Stop immediatly if you feel pain. Always consult your therapist or doctor before proceeding.

Knee rolls

  • Start position: Lie on your back. Keep your knees bent and together. Keep your upper body relaxed and your chin gently tucked in.
  • Action: Roll your knees to one side, followed by your pelvis, keeping both shoulders on the floor. Hold the stretch for one deep breath and return to the starting position.
  • Repeat 8 to 10 times, alternating sides.

Only move as far as feels comfortable.

Place a pillow between your knees for comfort.

Bottom to heels stretch

Stretches and mobilises the spine

  • Start position: Kneel on all fours, with your knees under hips and hands under shoulders. Don’t over-arch your lower back. Keep your neck long, your shoulders back and don’t lock your elbows.
  • Action: Slowly take your bottom backwards, maintaining the natural curve in the spine. Hold the stretch for one deep breath and return to the starting position.
  • Repeat 8 to 10 times.

Avoid sitting back on your heels if you have a knee problem.

Ensure correct positioning with the help of a mirror.

Only stretch as far as feels comfortable.

Here are some tips for how to do it properly.

  1. Stretch for 10 minutes every day.Regular stretching improves your balance, strength and flexibility, hold each stretch for 30 seconds to maximise lasting effects. Gentle stretching can improve your circulation and a steady blood flow helps reduce muscle tension and soreness.
  2. Get advice to avoid injury. Check with Soft Tissue Therapist before stretching if you have an injury, are unsure of how to stretch properly or have had a previous injury.
  3. Warm up your muscles before stretching. Try 10 minutes of gentle exercise like walking. Stretching cold muscles may result in injury.
  4. Hold a sustained stretch for 30 seconds. Don’t bounce when stretching. Overstretching causes muscle to contract and can cause small tears in fibres.
  5. Only stretch to the point of mild discomfort. Once your muscle feels comfortable, increase the stretch then hold it again. If it hurts, you’re pushing too hard.
  6. Breathe normally when stretching. Don’t try to hold your breath or perform special breathing exercises.
  7. Balance your routine.
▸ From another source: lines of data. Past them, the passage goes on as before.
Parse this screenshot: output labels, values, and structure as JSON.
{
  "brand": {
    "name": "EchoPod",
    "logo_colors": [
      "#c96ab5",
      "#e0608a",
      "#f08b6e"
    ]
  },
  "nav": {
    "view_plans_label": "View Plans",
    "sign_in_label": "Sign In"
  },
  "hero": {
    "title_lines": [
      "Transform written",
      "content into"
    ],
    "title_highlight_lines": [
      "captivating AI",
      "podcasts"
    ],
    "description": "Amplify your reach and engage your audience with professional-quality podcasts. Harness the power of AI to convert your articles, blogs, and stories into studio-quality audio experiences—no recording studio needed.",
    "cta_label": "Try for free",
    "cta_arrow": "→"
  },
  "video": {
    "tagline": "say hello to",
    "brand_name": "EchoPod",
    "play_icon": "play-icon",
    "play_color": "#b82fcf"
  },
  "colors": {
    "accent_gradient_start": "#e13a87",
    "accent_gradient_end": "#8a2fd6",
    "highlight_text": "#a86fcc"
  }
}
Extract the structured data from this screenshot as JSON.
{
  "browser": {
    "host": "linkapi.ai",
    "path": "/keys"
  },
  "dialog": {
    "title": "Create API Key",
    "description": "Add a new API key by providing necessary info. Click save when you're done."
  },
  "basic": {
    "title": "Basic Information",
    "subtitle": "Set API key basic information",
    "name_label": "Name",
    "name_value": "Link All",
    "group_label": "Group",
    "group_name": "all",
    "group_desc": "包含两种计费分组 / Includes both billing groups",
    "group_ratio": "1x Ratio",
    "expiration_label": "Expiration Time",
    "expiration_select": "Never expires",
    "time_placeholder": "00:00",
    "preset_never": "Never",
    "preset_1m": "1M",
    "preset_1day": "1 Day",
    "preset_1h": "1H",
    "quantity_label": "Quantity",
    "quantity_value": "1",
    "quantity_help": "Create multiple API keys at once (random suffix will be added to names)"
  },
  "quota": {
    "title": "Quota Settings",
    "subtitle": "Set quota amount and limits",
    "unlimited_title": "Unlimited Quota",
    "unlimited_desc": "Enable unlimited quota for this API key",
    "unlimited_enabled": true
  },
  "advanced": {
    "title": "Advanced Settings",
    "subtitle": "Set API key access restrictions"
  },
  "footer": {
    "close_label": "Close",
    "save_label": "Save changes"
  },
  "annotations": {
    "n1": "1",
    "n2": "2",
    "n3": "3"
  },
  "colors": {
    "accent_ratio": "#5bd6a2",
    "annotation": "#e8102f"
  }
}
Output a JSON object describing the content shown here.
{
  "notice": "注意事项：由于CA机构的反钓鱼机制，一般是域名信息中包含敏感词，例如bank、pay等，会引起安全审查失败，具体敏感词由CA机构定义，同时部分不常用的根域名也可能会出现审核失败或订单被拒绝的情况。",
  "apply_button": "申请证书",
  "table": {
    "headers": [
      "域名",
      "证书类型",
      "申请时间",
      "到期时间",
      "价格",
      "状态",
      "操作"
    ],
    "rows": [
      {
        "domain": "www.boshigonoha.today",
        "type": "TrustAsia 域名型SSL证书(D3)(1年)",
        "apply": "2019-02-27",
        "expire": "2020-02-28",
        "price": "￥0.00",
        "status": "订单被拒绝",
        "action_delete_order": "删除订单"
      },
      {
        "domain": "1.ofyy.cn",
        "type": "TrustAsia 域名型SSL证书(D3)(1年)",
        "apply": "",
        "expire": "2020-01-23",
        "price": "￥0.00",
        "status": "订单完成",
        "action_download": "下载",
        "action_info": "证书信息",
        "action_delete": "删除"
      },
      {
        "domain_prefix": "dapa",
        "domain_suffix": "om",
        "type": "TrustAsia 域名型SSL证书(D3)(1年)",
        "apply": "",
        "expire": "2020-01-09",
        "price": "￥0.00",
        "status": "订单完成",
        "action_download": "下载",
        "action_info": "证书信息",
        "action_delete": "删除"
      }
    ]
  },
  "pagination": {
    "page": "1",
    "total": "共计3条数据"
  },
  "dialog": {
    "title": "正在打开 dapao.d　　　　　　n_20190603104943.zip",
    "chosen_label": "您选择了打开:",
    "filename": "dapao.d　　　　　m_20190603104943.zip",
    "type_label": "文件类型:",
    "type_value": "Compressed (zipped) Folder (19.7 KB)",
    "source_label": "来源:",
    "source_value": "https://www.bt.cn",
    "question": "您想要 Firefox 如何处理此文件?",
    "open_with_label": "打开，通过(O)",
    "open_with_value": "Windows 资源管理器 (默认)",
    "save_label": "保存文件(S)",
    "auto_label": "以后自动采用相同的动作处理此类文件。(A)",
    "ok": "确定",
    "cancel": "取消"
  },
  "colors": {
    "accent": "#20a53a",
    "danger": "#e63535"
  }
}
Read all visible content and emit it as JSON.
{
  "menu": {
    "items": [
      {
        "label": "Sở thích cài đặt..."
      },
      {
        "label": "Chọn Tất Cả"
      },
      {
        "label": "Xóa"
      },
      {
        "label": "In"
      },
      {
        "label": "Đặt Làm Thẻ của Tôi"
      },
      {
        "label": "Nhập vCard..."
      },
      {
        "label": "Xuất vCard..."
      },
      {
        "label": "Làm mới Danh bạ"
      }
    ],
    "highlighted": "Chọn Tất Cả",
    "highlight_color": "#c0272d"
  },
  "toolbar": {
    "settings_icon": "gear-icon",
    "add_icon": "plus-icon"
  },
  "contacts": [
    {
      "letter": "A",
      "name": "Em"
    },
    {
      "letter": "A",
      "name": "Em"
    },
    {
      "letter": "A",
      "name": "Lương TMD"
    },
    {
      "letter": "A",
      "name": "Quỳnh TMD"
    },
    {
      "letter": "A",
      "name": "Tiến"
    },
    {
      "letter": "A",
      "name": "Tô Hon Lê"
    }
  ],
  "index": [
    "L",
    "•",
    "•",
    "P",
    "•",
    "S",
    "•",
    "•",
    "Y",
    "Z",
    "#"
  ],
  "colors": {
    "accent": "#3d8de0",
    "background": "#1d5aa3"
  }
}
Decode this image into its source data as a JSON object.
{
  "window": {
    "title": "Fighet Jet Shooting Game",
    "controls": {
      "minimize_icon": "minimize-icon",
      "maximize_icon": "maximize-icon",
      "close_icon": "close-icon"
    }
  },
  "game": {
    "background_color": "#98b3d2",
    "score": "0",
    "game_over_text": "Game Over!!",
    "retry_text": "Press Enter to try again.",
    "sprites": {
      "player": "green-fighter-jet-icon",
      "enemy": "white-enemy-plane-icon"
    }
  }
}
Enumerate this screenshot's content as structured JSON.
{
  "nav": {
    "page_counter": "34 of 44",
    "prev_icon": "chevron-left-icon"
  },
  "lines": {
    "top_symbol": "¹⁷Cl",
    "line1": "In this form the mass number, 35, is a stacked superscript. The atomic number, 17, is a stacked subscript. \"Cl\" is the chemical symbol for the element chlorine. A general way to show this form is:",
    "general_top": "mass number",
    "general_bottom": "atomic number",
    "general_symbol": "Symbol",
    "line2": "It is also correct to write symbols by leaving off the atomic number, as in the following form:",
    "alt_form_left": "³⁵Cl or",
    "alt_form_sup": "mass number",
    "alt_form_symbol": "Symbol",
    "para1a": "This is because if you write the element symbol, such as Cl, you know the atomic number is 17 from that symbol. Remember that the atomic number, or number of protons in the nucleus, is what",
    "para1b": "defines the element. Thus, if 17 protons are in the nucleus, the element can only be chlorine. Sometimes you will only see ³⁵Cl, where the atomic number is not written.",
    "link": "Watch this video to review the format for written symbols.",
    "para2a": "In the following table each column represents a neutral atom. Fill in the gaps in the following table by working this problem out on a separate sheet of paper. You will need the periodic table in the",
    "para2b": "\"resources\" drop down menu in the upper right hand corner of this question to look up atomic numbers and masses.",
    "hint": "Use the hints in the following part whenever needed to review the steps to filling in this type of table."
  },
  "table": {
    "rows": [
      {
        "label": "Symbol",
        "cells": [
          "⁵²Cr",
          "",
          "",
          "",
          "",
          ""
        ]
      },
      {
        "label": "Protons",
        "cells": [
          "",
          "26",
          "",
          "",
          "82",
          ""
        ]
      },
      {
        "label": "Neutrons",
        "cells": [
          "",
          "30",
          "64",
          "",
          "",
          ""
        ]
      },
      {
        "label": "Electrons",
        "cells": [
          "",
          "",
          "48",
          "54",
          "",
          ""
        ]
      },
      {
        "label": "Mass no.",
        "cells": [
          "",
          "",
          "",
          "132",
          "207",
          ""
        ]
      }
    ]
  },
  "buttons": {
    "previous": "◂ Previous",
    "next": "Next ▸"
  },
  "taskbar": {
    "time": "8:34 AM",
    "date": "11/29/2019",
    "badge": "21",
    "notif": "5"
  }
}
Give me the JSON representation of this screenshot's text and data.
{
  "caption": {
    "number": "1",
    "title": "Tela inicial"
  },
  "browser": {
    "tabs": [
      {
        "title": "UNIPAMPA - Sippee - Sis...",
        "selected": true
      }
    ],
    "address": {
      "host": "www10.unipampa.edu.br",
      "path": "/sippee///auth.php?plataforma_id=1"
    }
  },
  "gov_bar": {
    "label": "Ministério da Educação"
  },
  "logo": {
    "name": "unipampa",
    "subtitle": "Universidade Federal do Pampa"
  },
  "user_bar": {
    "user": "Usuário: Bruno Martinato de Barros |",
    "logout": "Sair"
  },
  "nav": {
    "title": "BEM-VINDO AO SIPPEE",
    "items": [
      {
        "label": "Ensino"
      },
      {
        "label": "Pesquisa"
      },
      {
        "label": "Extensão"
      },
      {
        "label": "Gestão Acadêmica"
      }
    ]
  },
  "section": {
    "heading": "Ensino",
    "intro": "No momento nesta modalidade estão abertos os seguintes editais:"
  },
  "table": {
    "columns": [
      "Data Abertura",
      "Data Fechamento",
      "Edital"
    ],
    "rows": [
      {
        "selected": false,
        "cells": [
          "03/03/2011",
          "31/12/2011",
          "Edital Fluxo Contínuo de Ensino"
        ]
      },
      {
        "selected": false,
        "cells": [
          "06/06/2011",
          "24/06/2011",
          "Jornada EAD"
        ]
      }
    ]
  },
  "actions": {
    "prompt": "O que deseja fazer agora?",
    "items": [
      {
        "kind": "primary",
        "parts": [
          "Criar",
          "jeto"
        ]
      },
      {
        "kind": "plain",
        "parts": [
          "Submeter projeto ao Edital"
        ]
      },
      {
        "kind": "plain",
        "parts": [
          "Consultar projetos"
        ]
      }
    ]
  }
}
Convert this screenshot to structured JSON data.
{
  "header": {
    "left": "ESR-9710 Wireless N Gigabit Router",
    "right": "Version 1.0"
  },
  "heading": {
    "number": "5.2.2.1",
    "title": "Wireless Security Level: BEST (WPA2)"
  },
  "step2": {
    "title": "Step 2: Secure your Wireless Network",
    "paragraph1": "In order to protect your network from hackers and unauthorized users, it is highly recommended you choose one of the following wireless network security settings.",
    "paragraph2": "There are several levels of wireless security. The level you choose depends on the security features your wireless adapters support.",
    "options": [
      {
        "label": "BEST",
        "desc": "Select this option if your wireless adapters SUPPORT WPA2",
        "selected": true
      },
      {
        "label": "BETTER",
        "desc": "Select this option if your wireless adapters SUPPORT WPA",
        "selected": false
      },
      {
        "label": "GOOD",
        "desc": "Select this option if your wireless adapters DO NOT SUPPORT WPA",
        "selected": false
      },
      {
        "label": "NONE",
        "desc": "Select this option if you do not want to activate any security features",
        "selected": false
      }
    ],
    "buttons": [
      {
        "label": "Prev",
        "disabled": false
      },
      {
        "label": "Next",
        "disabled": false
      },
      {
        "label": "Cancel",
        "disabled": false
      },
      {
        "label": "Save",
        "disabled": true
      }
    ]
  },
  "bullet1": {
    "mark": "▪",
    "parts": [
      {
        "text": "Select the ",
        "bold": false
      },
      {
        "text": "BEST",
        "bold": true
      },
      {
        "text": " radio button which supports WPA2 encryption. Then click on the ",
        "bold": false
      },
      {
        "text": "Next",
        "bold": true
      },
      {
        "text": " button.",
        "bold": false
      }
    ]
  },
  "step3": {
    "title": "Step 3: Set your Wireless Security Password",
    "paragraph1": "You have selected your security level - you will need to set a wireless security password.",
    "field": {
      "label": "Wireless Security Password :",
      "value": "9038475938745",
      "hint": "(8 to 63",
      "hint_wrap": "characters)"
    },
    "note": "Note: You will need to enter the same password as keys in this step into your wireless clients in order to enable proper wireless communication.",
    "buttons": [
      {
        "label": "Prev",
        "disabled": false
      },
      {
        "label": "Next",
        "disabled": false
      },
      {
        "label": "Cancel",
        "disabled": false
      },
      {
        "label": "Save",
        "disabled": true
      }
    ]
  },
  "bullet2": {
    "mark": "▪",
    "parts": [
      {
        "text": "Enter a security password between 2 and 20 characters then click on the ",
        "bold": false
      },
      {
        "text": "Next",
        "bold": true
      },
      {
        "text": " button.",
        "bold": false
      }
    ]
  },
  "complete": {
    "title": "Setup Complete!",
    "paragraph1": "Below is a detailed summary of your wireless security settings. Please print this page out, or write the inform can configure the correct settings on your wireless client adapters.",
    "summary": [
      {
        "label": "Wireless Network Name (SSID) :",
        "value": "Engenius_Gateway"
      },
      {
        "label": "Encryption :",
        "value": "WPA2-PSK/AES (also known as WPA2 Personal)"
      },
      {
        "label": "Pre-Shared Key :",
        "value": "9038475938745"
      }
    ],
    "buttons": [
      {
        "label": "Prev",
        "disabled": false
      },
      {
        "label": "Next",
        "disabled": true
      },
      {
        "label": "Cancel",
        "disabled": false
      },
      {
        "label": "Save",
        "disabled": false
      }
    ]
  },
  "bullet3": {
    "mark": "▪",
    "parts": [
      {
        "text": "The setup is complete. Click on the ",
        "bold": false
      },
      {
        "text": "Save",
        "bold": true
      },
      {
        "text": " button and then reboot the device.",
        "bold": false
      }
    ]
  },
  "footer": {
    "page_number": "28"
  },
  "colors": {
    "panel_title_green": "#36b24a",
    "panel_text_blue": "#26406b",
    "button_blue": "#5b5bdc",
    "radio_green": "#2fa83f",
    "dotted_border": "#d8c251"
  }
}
Work opposing muscle groups each time you stretch. If you start by stretching the muscles in the back of your thigh, then follow by stretching the muscles at the front.

Make stretching part of your other warm-up and cool-down activities. It will help put you in the right frame of mind before exercise and help you relax afterwards.

Pilates and Yoga are great classed to improve your core strength and overall flexibilty giving you more movement and mobility now and later in life.